Opinião
Horror sem fim
Reafirmando sua mortal eficiência, o terrorismo segue marcando esse início de século e as autoridades seguem registrando seus discursos e cristalizando suas incompetências em tratar com essa chaga. O terror fornece, a cada dia, mais demonstrações de sua globalidade, mesmo que atiçado por reivindicações políticas localizadas. Tendo como mote a quase desconhecida (para os ocidentais) Chechênia ou a bíblica ?Terra Santa?, ou a cosmopolita Nova Iorque, o horror se supera a cada atentado, em termos de sangue inocente derramado. E os governos ditos inimigos do terrorismo têm se superado em arrogância, ineficiência e atos estúpidos que, muitas vezes, se assemelham aos terroristas de plantão. Todos esses elementos podem ser localizados na tragédia da principal escola da cidade de Beslan, na república russa da Ossétia do Norte. Beslan e Ossétia do Norte eram nomes desconhecidos e ainda hoje poucos podem responder com precisão razoável onde fica esse lugar nas imensidões da Rússia, mas a simples menção desses nomes evoca em todo o mundo visões terrificantes de crianças assassinadas e seus cadáveres angelicais expostos na relva como um monumento à crueldade e à insensatez.

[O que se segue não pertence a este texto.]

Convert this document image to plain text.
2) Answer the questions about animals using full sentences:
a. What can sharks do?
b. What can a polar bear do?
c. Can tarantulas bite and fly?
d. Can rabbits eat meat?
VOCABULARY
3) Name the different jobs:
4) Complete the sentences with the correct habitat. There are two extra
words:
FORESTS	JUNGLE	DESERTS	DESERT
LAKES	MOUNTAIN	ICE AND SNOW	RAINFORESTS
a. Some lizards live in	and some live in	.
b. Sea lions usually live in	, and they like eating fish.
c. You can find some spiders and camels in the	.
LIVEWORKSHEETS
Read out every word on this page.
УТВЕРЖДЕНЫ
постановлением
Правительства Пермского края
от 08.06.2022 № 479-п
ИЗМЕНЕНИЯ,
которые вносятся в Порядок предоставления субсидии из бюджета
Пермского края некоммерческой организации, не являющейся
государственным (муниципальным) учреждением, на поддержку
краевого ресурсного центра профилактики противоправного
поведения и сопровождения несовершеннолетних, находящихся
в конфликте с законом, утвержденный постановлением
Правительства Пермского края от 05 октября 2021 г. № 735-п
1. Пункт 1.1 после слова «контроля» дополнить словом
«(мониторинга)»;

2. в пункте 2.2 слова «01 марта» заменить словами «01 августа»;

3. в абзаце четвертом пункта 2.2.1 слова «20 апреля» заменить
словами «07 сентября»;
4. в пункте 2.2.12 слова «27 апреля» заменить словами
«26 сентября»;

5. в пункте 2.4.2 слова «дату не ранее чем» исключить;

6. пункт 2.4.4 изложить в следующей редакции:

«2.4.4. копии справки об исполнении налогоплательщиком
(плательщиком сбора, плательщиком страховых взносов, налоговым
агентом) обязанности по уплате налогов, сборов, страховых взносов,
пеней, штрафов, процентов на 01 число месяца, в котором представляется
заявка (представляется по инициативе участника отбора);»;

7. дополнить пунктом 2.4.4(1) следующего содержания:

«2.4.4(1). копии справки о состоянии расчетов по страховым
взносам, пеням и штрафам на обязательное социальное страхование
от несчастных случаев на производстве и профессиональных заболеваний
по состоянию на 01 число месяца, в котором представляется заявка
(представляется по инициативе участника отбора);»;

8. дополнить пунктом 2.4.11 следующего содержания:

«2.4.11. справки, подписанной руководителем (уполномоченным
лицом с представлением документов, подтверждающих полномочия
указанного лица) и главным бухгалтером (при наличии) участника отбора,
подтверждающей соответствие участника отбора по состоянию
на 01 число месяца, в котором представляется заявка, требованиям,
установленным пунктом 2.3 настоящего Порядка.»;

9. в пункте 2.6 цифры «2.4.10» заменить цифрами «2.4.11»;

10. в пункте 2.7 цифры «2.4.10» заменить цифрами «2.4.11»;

Hoje, decorridos cinco dias do terrível desfecho, nem se sabe o número exato dos mortos (é certo que passaram dos 335 óbitos oficiais) nem mesmo estão esclarecidos fatos essenciais no processo de negociação e invasão da escola. Como no 11 de setembro, a única coisa certa é a fragilidade da sociedade civil e a incapacidade dos governos de garantir um mínimo de segurança em áreas de sabido risco para seus moradores. Esse risco conhecido é originado em feridas abertas por intervenções armadas levadas em regiões de alto poder explosivo. Até por serem potências militares capazes de resguardar suas forças armadas, seus líderes e governantes, esses países poderosos atraem o ódio insano para sua parte desprotegida, a maioria civil. O fanatismo religioso, com suas promessas de paraísos para os tresloucados assassinos que se disponham a derramar o sangue alheio, fornece o entorpecente ético que alimenta demônios assassinos e o inferno terreno para vítimas indefesas. E o que fazem as autoridades envolvidas nesses processos? Seguem dispostas a combater, com as mesmas armas, as conseqüências e não as causas das motivações terroristas. E a tragédia vai se avolumando em horror, matando a Leste e a Oeste.